Voices: Are Harry and Meghan about to split? As a nervous newlywed, I hope not

I didn’t get married in a castle and we weren’t ferried past cheering Windsor crowds in a gleeming open-top carriage. To my knowledge, no one wants to bung us £18m for a husband-and-wife podcast. But boy, do I feel a newlywed solidarity with Harry and Meghan.

No one tells you to expect this when you get married. There isn’t a tap on the shoulder from inveterate have-tied-the-knots, no quiet word from my old man to say: “by the way son, they won’t tell you this, but as soon as you get hitched you’ll feel a powerful empathy for ludicrous celebrity couples.” To borrow a Meghan-ism, it's very “draining”. But there it is. The more people line up against them – and the more US think tanks that roll on to their pristine California lawns to spout nonsense like, “We don’t like him being in America and we would love for him to come back to you or somewhere” – the more I root for tiny Team Sussex.

Here is everything we’re hearing about Harry and Meghan right at this minute: a month ago, we had a video of Meghan allegedly “swerving” to avoid her kiss from Harry on the NBA’s “kiss cam” while attending a basketball match. They “failed to even acknowledge their fifth wedding anniversary,” alleged GB News host Dan Wooton. “She is absolutely separating from him,” alleged the royal commentator Angela Levin on the same programme.
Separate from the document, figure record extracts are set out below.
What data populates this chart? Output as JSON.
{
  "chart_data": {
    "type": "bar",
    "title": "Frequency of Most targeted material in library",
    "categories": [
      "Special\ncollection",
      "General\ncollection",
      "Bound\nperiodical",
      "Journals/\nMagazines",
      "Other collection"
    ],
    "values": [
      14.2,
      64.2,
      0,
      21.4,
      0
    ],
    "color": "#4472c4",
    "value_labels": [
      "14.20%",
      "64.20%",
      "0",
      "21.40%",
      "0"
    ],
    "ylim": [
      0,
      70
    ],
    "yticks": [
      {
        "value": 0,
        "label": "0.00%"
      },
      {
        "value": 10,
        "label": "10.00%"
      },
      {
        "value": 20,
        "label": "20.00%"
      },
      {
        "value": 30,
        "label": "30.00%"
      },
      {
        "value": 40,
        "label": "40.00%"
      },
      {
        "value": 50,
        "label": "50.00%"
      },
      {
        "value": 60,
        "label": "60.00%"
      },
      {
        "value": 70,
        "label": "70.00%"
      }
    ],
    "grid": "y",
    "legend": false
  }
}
“Where is Meghan’s wedding ring?”, shrieked the Daily Mail last week, as the Sussexes made their ill-fated trip to the Foundation Women of Vision gala in New York (the one before that “near-catastrophic” car chase). Then there were the reports from The Sun that Prince Harry allegedly has a room at a glitzy and clandestine hotel hole for A-listers a stone’s throw from his Montecito mansion, “set aside” as an “escape place” for the 38-year-old prince to get away from his wife and kids. “This is not true”, said a rep. It hasn’t stopped the rumour mill sloshing.

Every nuance and every detail of this is being poked around in. What is the complete picture? Only those inside the Montecito mansion can tell us. But it must be a terrible pressure being under siege. Now we hear the Duchess of Sussex has missed another Los Angeles ceremony, at which she was set to pick up a gong for her podcast. So what? Maybe she had the flu.

What would happen if Harry and Meghan broke up and why would we give a hoot? Would it bring the runaway price of food down overnight? Would the planet’s fevered takes cool off to such a degree that global warming was solved at a stroke? Probably not. But the Sussexes are a public example, an on-the hoof reference point for other couples. And so I, for one, have a vested interest in rumours of their demise being greatly exaggerated.

Look, you’ll say. The Sussexes have literally turned their relationship into a brand. They are making mountains of dosh. They push podcasts on the pretext of their happily ever after like they’re going out of fashion. If they truly wanted their privacy they’d shut up and leave us alone.

Can you imagine if, barely weeks after agreeing to spend the rest of your life with someone, you couldn’t open a webpage without noticing some online wag wishing your nuptials would go down in flames? Everyone Googles themselves. It's the internet age. I don’t think people of a certain age understand the way the manifest will of the extremely online bleeds into the life of the average millennial. This is a generation more likely to believe in astrology than self-determination. Even the stars see their fate as lying in the hands of others.

Yes, the Sussexes are annoying. They are. My brothers and I send each other snippets from Haz’s little-mentioned memoir Spare to remind me of what an unstoppable arse he is. They would not be at my fantasy dinner party.

But I can’t help but think of the incessant, intolerable weight on that little family, boring down into every teeny crack that appears in their foundations. All the money in the world and you can’t buy a moment’s peace.

Marriage is the happiest I have ever been, it is magic and mayhem, it is quiet and calm. But it requires discussion, openness, watching for and working on the messy bits, making running repairs. It’s DIY. But I imagine that a flood of noise and derision sure can rot the foundations. The mind boggles at the shame and insecurity that would claim you if the industrial thought complex reached out to dunk on your every marital misstep.

Look mate, you will reply. They don’t want to sh*g you. Give it a rest. But I think this isn’t about celebrity. It’s about family. And it is a demonstrably odd exercise in “I told you so” to wish for one to fall apart. Some people dream of marrying a prince. But I’m okay just getting behind a happy, loving marriage.